Parallel Development: Bolshevism, Nazism, and Corporations
from Interview with Noam Chomsky 1997
By David Cogswell
Q: Do you think it's essential to change the legal structure of the way corporations exist?
Noam Chomsky: I don't think corporations should exist any more than fascism should exist. They are similar totalitarian institutions. In fact, fascism, Bolshevism and corporations came out of pretty much the same intellectual background: these kind of Neo-Hegelian ideas about the rights of organic entities over and above the rights of the individual. This kind of thing was more or less formulated in the late 19th Century and moved into the American legal system, not by legislation, but through court decisions, lawyers and intellectuals and so on pretty much early in this century.
Q: What is the problem with the corporate concept?
Chomsky: Just go back, think what corporations were in the mid-19th Century and on back. A corporation was a partnership. The corporation had no rights. It was an artificial entity. The partners had rights. The corporation was incorporated to carry out a specific task, got a state charter to do something, like build a bridge over the Charles River. The partners had the rights of people. They were allowed to carry out that task, given to them under the state charter, period. That's a corporation.
The change was that the corporations became natural entities, not artificial entities. The corporation got rights, not the individuals. So the corporation has the rights of immortal persons. The corporation has the right to purchase, like Ruppert Murdoch has the right to purchase another business. It's not even incorporating him to do that. And they have the rights of free speech. With fifth amendment rights they can advertise. Why should a corporation be allowed to advertise, that's not freedom of speech? They're not people.
The traditional view is that rights are natural rights. They're rooted in the nature of people. Not in the nature of totalitarian institutions. They don't have rights. The Bolshevik state has no rights. And GE is no different. Just the tyranny and control from the top down. Meanwhile the legal system slowly began changing the conception of the corporation so that it wasn't the individual participants but it was the board of directors. That's the corporation. And that's kind of like shifting power from the people to the central committee in a Bolshevik system as when Lenin was in power. It's very similar. And the thinking behind it is rather similar.
If you look back again a century ago -- you know there are very few conservatives and the United States doesn't have a conservative tradition, but there were some. They were very much opposed to corporations. For one thing because they were attacking individual liberty. But also because they were attacking markets. A corporation, its purpose is to undermine the market. Internally it's not a market system. So internally a mom and pop grocery store doesn't work by the market, it works by the decisions of whoever runs it, two of them or one of them or whatever. It's the same when you get to GM. Internally it doesn't work by the market. It makes its decisions the way you do inside a command economy. It's also completely hierarchic. Orders go from the top down. And this uncertainty is all along the line. A mid-level executive can be tossed in the street tomorrow.
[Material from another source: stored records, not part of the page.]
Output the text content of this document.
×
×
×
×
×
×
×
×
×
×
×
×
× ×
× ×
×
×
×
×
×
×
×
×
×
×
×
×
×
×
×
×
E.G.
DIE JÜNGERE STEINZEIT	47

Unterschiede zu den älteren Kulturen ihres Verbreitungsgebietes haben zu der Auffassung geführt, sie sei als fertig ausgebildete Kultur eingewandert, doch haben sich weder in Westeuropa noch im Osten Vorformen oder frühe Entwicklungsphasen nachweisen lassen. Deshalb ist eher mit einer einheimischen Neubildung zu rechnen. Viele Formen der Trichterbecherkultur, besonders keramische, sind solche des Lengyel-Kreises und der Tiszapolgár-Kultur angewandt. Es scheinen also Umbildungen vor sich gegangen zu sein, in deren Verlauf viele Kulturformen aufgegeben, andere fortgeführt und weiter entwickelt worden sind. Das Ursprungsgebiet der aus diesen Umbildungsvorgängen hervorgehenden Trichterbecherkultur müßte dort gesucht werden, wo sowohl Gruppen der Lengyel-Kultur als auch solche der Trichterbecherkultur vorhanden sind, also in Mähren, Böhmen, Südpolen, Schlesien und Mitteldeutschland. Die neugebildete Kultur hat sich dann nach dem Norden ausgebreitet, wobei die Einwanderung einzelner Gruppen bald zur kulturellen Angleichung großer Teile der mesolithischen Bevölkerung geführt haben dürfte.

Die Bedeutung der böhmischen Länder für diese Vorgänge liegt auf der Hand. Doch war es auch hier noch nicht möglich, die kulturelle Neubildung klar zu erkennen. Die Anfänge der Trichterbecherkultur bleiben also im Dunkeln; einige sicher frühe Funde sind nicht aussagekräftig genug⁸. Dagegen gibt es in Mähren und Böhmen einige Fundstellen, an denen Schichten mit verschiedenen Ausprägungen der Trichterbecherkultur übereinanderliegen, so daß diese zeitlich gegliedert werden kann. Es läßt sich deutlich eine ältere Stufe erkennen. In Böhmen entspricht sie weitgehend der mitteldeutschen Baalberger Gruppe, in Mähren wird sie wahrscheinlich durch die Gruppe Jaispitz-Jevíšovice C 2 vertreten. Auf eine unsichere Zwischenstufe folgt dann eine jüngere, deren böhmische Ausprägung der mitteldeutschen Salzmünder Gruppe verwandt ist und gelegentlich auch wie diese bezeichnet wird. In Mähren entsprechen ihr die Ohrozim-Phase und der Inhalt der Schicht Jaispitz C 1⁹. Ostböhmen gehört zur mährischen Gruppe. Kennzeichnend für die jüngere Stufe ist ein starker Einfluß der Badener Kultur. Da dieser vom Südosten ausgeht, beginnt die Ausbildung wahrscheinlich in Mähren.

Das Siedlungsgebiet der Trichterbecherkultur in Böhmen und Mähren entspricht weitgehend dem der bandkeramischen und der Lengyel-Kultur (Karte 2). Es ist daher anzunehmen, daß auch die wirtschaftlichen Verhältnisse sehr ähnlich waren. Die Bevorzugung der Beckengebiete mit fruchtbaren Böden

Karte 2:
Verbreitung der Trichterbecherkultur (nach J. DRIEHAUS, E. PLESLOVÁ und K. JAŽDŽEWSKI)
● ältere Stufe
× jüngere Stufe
You do what you're told, tell the other guy what to do, if you don't do it, goodbye.
So here we have tyrannical systems with enormous power. They are allowed to do all sorts of things, like they can propagandize. And they are granted freedom of speech to propagandize. All this fuss about campaign funds... The United States has actually been criticized for that in international human rights forums because although the U.S. does protect freedom of speech, it considers money to be speech. Certainly that's not an Enlightenment idea. It would have scandalized any of the Enlightenment thinkers that money should be speech. If money doesn't get the protections of speech, then it's the end of buying ads on television for a campaign. The problem isn't the people in China, it's the communications industry buying Clinton, or whatever it is.
These are all assumptions that we make that are not graven in stone. We should re think them. I don't think most of them are legitimate and like other illegitimate institutions they can be dismantled. It's happened all through history. History is not over. You're made to think that it's permanent. It is kind of like Orwell, you equate tyranny with freedom, so corporations are tyrannical command economies and you equate them with freedom. And that's straight out of Orwell. It makes about as much sense as Stalin calling these things of his "people's democracies." It's about like that.
In the communications system, information system, the media and so forth, it's a bad joke. The media and the bookstores and the rest of them are just huge corporations whose perfectly obvious purpose, perfectly understandable: they're not there to make people think things like what we're talking about. Is that their business? No. Is that their interest, where they're going to put their money? No. They're going to shape a picture of the world that makes you feel hopeless, makes this look permanent, makes it look like freedom, and makes you feel you can't do anything about it anyway, so you might as well go on to survival strategies. Sure they're going to try to do that. That's close to a hundred percent of what reaches people. So you ask what you can do, well, free yourself.